The Decline of the Western Order

From Unipolarity to Multipolarity

“The liberal international order is not ending — but it is changing beyond recognition. Those who built it are struggling; those who never fully accepted it are emboldened.” — S. Jaishankar

The World That Was

For seventy-five years after World War II, the international system operated within a framework shaped largely by American power and Western ideas. The Bretton Woods institutions — the IMF, World Bank, and GATT/WTO — governed the global economy. NATO and American alliances provided security for much of the developed world. The United Nations Security Council legitimized (or delegitimized) the use of force. Western liberal democracy was presented as the end point of political development.

This order had genuine accomplishments: the longest period of great-power peace in modern history, extraordinary economic growth, the spread of democracy, and the reduction of absolute poverty at a pace previously unimaginable.

But it was always an order built by and largely for the West — and the non-Western world always understood this.

The Fractures

The Rise of Non-Western Powers

The most fundamental fracture in the Western order is the redistribution of economic and military power toward non-Western states — foremost China, but also India, Brazil, Turkey, and others.

China’s rise is the defining geopolitical fact of the early 21st century. From approximately $400 billion in GDP in 1990 to nearly $18 trillion today, China has achieved the fastest large-economy growth in recorded history. Chinese military spending has grown proportionally. Chinese technology companies now compete with American ones at the global frontier.

This rise is incompatible with the continuation of an order built on Western primacy. China is too large, too capable, and too ambitious to fit comfortably within rules it had no role in designing.

The Western Internal Crisis

The fractures are not only external. The post-2008 period revealed deep internal contradictions within the Western order:

Economic inequality: Globalization produced aggregate gains but distributed them unevenly, generating political backlash across the Western world. The hollowing out of manufacturing employment in America and Europe created constituencies for protectionism and nationalism.

Democratic backsliding: Ironically, the liberal order has witnessed democratic decline in many of the democracies that built it — including, to varying degrees, Hungary, Poland, and the United States itself.

Institutional sclerosis: The UN Security Council, IMF, and World Bank were designed in 1945 for a world that no longer exists. Reform attempts have largely failed, leaving institutions that are simultaneously too legitimate to ignore and too unreformed to be effective.

COVID-19 as stress test: The pandemic revealed the limits of Western-model governance — uneven responses, vaccine nationalism, and institutional dysfunction — while China and some Asian democracies demonstrated different models of effective state response.

Multipolarity: The New Reality

What Multipolarity Means

A multipolar world is one in which no single power has the capacity to impose its will on others or set the rules of the international system unilaterally.

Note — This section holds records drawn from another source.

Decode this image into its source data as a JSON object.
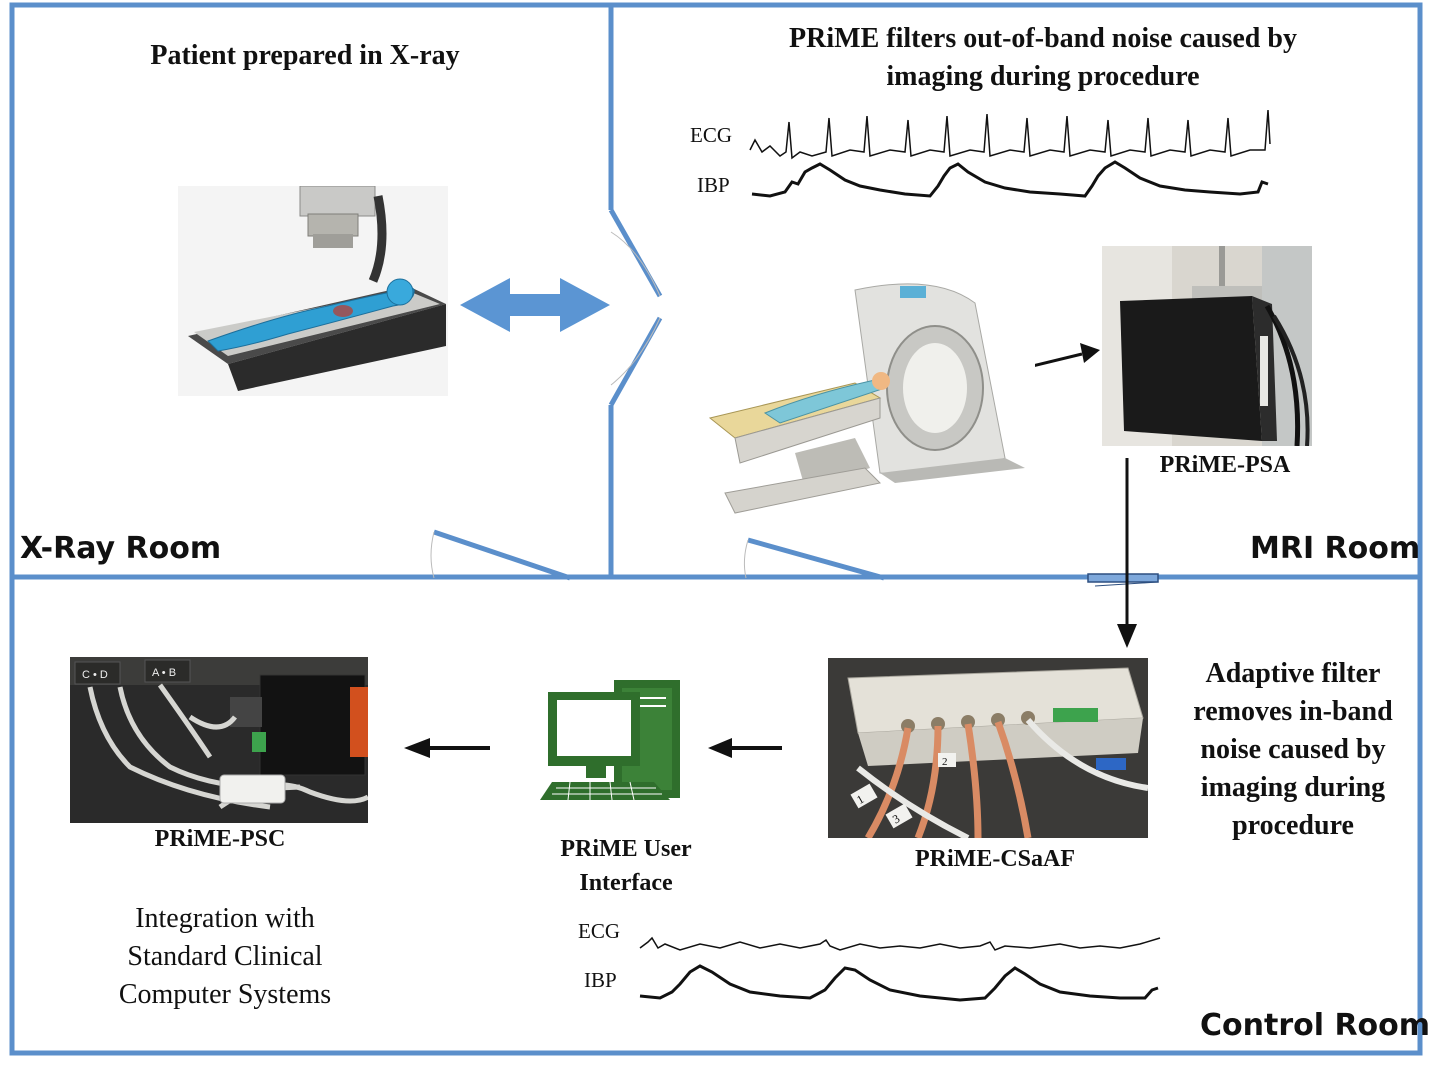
{
  "rooms": {
    "xray": "X-Ray Room",
    "mri": "MRI Room",
    "control": "Control Room"
  },
  "captions": {
    "xray_title": "Patient prepared in X-ray",
    "mri_title_line1": "PRiME filters out-of-band noise caused by",
    "mri_title_line2": "imaging during procedure",
    "adaptive_line1": "Adaptive filter",
    "adaptive_line2": "removes in-band",
    "adaptive_line3": "noise caused by",
    "adaptive_line4": "imaging during",
    "adaptive_line5": "procedure",
    "integration_line1": "Integration with",
    "integration_line2": "Standard Clinical",
    "integration_line3": "Computer Systems"
  },
  "devices": {
    "psa": "PRiME-PSA",
    "csaaf": "PRiME-CSaAF",
    "ui_line1": "PRiME User",
    "ui_line2": "Interface",
    "psc": "PRiME-PSC"
  },
  "signals": {
    "top_ecg": "ECG",
    "top_ibp": "IBP",
    "bottom_ecg": "ECG",
    "bottom_ibp": "IBP"
  },
  "photo_text": {
    "psc_port_left": "C • D",
    "psc_port_right": "A • B",
    "cable_tag_1": "1",
    "cable_tag_2": "2",
    "cable_tag_3": "3"
  },
  "colors": {
    "wall": "#5b8fcb",
    "door_arrow": "#5b95d3",
    "monitor": "#2f6e2c",
    "text": "#111111"
  },
  "icons": {
    "double_arrow": "double-arrow-icon",
    "arrow": "arrow-icon",
    "computer": "computer-icon"
  }
}
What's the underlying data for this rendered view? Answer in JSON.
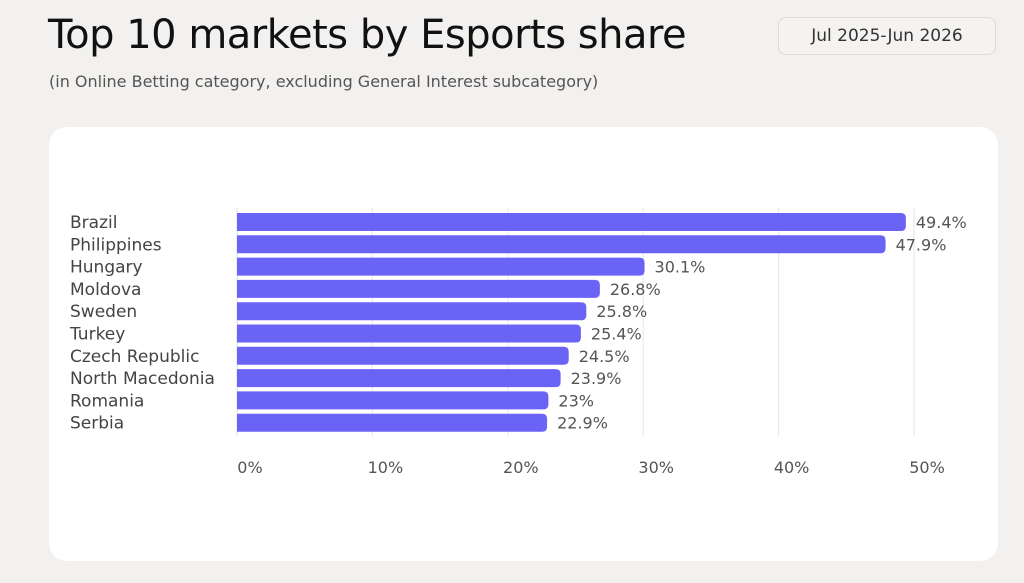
{
  "header": {
    "title": "Top 10 markets by Esports share",
    "subtitle": "(in Online Betting category, excluding General Interest subcategory)",
    "date_range": "Jul 2025-Jun 2026"
  },
  "colors": {
    "bar": "#6b63f5",
    "grid": "#e6e6e6",
    "label": "#444444",
    "value_label": "#555555",
    "tick": "#555555"
  },
  "chart_data": {
    "type": "bar",
    "orientation": "horizontal",
    "title": "Top 10 markets by Esports share",
    "subtitle": "(in Online Betting category, excluding General Interest subcategory)",
    "categories": [
      "Brazil",
      "Philippines",
      "Hungary",
      "Moldova",
      "Sweden",
      "Turkey",
      "Czech Republic",
      "North Macedonia",
      "Romania",
      "Serbia"
    ],
    "values": [
      49.4,
      47.9,
      30.1,
      26.8,
      25.8,
      25.4,
      24.5,
      23.9,
      23,
      22.9
    ],
    "value_labels": [
      "49.4%",
      "47.9%",
      "30.1%",
      "26.8%",
      "25.8%",
      "25.4%",
      "24.5%",
      "23.9%",
      "23%",
      "22.9%"
    ],
    "xlim": [
      0,
      50
    ],
    "x_ticks": [
      0,
      10,
      20,
      30,
      40,
      50
    ],
    "x_tick_labels": [
      "0%",
      "10%",
      "20%",
      "30%",
      "40%",
      "50%"
    ],
    "xlabel": "",
    "ylabel": "",
    "grid": true,
    "legend": "none"
  }
}
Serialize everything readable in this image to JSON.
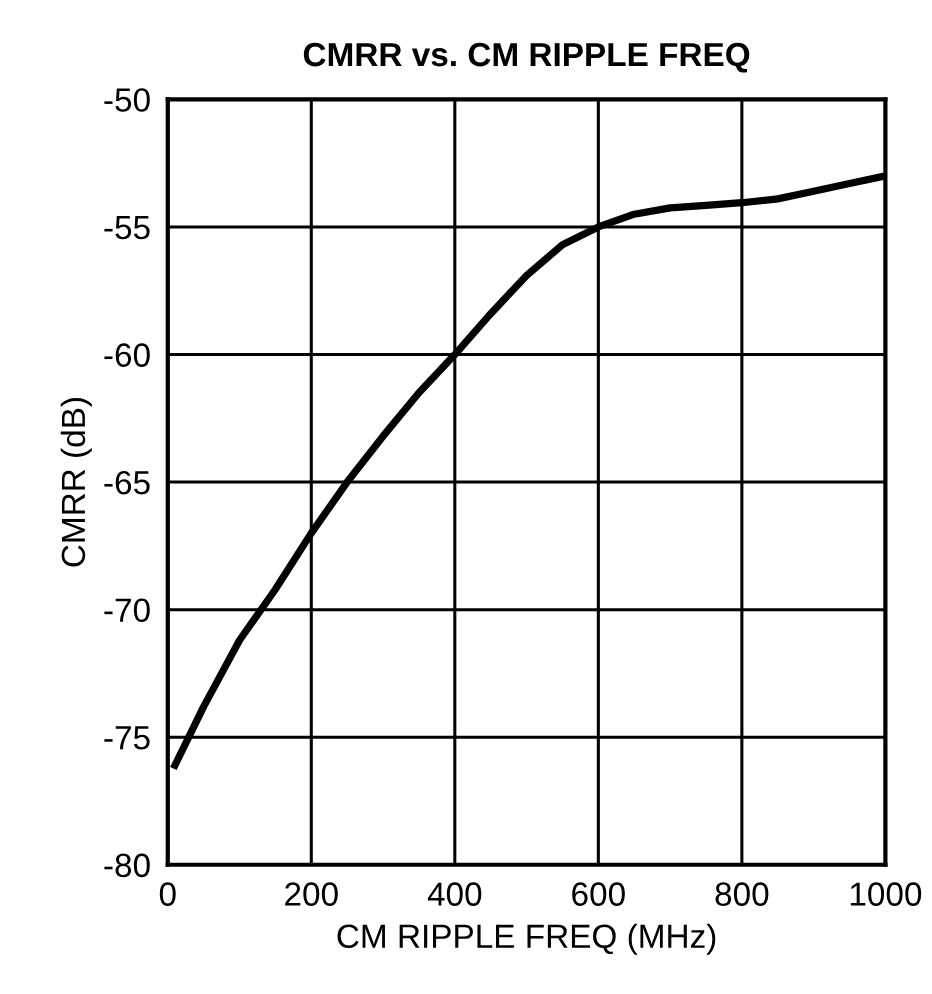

Multiple centers of significant power — states and increasingly non-state actors — must negotiate, balance, and compete in a world without clear hierarchy.

For India, multipolarity is both a challenge and an opportunity:

The challenge: Multipolarity means less predictability, weaker international institutions, and more intensive diplomatic labor. There is no guarantee that the strongest powers will not resolve their competition at India’s expense.

The opportunity: A multipolar world creates genuine space for middle and rising powers to exercise influence, form coalitions, and advance their interests in ways that a unipolar world does not permit.

India’s Multipolar Opportunity

Jaishankar argues that a multipolar world is in India’s interest in a way the unipolar American order never quite was. India’s interests were often subordinated to American priorities in the unipolar moment — on Pakistan, on nuclear status, on trade, on multilateral institutions.

In a multipolar world, India can:

The prerequisite is that India must actually exercise this agency — which requires the strategic deliberateness argued throughout the book.

The Technology Dimension

Digital Power as a New Axis

The emerging world order is not just about military and economic power — it is increasingly about technological power, and specifically digital power: the capacity to control critical infrastructure, data, and platforms.

The United States and China are competing for dominance in the technologies that will define 21st-century power: artificial intelligence, semiconductors, 5G telecommunications, and quantum computing. This competition is creating a technological Cold War with significant implications for every country that depends on these technologies.

India faces a choice: be a passive consumer of technology standards set by others, or actively develop indigenous capabilities and assert itself as a pole in the technology order.

Jaishankar argues forcefully for the latter. India’s digital economy is already substantial; its technology talent is globally recognized; its domestic market is large enough to create viable alternatives. The India Stack — Aadhaar, UPI, and related digital public infrastructure — demonstrates what indigenous Indian technology development can achieve.